Tudo estava colaborando para que ele pegasse implicância comigo. Depois que comecei a orar, até mesmo com a técnica do Kung Fu eu passei a ter problemas. Ficava cansado com mais facilidade, tinha dificuldades para absorver os movimentos novos. E eram coisas simples, coisas com as quais nunca me atrapalhei.

Parecia que minha mente estava bloqueada para aquilo que tinha sido sempre a minha vida!

Por causa disso eu levava mais bronca ainda, quando Mestre Zhy pedia para ver a técnica, não admitia nenhuma seqüência torta nem malfeita. Quando terminava o treino eu saía todo humilhado, já estava me sentindo um rato!

— O que está acontecendo com você? — ele me perguntava. Nem eu sabia explicar.

Na verdade, tudo ali na academia estava me deixando mal, estava me deixando pra baixo. Então... foi assim que comecei a entender que talvez Deus realmente não quisesse que eu levasse adiante o Kung Fu. Aquilo tudo, aquela seqüência de problemas e confusões... era direção para eu ir embora.

Certa noite, depois de sair tarde do treino, caminhei algumas quadras até o metrô como sempre fazia. Aquele trecho tinha algumas casas de prostituição, e quando passei, vi aquelas pessoas na calçada totalmente à deriva, servindo ao diabo, prostituindo o corpo... e parece que alguma coisa me dizia que aquilo também servia para mim. Que eu também estava prostituindo o meu corpo pelo fato de estar gastando minha energia com algo que não era saudável, uma coisa que não agradava a Deus... do mesmo jeito que aquelas pessoas que serviam o mundo.

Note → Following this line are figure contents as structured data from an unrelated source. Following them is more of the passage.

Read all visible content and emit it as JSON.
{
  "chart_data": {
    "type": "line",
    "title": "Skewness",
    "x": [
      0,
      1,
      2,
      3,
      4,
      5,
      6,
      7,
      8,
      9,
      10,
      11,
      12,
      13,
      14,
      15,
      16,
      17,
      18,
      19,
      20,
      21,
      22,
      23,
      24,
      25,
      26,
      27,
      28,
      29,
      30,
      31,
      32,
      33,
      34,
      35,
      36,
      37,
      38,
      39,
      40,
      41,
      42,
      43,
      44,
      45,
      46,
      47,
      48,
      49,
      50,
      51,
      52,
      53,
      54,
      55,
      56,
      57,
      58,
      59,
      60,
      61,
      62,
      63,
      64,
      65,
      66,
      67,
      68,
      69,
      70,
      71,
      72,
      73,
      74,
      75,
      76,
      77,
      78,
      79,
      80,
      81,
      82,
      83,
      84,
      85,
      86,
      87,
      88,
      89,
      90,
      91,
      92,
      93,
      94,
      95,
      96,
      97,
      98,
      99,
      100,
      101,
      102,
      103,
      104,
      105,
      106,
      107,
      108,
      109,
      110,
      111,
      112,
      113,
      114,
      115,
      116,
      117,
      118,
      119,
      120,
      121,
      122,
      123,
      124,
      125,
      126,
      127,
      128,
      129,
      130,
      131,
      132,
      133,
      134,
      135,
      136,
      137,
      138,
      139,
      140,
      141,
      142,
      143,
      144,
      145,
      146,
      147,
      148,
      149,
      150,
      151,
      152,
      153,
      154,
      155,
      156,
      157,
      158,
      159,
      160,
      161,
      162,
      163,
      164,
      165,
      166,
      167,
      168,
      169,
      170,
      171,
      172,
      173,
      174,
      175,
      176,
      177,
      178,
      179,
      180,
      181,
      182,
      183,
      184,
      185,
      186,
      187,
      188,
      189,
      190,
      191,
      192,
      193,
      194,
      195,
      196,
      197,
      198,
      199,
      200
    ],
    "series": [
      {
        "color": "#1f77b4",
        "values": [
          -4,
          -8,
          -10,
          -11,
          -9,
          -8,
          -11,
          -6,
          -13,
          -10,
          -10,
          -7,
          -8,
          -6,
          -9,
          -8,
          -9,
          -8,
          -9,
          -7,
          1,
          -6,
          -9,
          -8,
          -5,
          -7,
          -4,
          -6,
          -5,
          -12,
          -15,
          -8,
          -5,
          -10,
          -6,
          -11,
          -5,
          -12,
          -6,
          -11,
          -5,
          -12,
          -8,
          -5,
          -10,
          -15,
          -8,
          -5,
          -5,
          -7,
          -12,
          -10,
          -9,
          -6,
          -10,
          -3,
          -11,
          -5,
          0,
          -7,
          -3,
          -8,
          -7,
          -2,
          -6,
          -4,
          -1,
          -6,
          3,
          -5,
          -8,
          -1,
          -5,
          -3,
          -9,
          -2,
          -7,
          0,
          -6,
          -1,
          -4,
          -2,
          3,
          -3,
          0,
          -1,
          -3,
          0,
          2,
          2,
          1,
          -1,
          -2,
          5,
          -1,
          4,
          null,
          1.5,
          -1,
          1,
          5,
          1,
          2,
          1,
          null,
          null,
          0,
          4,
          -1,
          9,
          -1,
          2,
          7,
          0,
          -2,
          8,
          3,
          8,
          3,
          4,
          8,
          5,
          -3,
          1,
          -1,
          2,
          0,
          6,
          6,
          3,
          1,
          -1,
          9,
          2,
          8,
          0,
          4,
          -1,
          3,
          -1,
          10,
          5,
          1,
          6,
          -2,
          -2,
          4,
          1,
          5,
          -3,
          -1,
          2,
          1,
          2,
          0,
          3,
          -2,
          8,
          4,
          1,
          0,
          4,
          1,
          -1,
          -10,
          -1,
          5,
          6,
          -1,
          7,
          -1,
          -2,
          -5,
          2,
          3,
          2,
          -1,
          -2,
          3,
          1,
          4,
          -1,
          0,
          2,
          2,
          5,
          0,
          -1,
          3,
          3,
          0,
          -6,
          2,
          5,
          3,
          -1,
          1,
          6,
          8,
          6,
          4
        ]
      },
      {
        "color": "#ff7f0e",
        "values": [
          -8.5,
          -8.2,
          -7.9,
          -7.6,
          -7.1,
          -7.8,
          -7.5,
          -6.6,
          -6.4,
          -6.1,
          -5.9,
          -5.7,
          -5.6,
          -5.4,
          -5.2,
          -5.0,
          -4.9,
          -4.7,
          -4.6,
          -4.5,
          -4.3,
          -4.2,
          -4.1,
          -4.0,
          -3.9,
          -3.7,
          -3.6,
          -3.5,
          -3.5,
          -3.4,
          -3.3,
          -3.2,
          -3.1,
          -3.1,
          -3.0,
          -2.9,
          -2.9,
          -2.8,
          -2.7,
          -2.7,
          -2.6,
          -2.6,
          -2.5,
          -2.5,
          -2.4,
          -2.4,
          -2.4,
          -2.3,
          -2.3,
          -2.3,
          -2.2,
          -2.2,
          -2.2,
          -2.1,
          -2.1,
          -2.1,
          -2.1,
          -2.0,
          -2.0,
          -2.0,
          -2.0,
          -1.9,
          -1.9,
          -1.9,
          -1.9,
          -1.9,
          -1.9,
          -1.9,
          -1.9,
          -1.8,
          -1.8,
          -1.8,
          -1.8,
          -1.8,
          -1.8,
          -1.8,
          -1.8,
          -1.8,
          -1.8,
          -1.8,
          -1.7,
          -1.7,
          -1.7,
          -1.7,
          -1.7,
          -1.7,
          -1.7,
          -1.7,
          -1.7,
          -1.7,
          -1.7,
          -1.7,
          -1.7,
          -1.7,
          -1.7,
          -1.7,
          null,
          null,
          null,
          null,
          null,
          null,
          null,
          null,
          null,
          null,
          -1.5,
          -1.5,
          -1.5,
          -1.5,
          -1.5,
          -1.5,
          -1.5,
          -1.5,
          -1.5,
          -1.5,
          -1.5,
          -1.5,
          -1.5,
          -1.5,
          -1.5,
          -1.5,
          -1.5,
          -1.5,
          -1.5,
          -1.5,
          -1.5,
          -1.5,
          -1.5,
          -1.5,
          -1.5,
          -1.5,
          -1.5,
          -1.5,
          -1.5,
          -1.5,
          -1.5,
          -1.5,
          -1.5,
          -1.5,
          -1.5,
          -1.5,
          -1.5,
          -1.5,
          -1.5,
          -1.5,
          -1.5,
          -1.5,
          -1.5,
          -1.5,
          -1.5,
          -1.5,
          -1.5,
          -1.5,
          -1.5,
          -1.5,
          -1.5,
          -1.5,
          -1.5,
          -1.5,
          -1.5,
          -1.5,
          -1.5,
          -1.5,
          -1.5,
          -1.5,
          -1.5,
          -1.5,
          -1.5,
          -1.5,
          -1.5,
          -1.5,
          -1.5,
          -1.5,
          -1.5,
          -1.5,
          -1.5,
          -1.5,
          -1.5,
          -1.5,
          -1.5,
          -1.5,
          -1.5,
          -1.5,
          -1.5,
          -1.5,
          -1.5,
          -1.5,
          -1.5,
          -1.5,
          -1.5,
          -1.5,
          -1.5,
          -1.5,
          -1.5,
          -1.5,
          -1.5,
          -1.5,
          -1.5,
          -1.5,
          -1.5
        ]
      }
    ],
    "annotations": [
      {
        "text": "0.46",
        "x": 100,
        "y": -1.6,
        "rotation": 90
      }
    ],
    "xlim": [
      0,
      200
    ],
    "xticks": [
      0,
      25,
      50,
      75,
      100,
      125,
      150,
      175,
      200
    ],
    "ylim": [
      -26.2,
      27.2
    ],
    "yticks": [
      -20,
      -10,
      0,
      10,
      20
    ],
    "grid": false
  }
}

Percebi que eu estava dando mais valor à destreza e à força do meu punho, confiando mais no meu braço e na minha performance física do que em Deus; reverenciando ídolos e fazendo alianças em jugo desigual.

Em outras palavras, cultuando a mim mesmo.

Sem esquecer que estava também de certa forma cultuando a violência, por mais que a Arte Marcial preze a paz, ainda assim é a Arte da Guerra!

Aquela foi uma triste constatação. Pelo menos no tocante à minha alma.

Se eu quisesse realmente vencer a minha carne, vencer a ira, a agressividade, a violência... não podia mais manter aquela porta aberta na minha vida.

No meu caso — e hoje eu vejo que essa foi uma direção Rhema para mim — manter o Kung Fu seria manter nas mãos do diabo uma pedra contra mim, seria manter uma porta sempre aberta aos demônios.

Deus estava começando a lidar mais profundamente com aquele aspecto do meu caráter. A ira. Talvez o aspecto mais difícil de ser tratado. Aquele foi o começo.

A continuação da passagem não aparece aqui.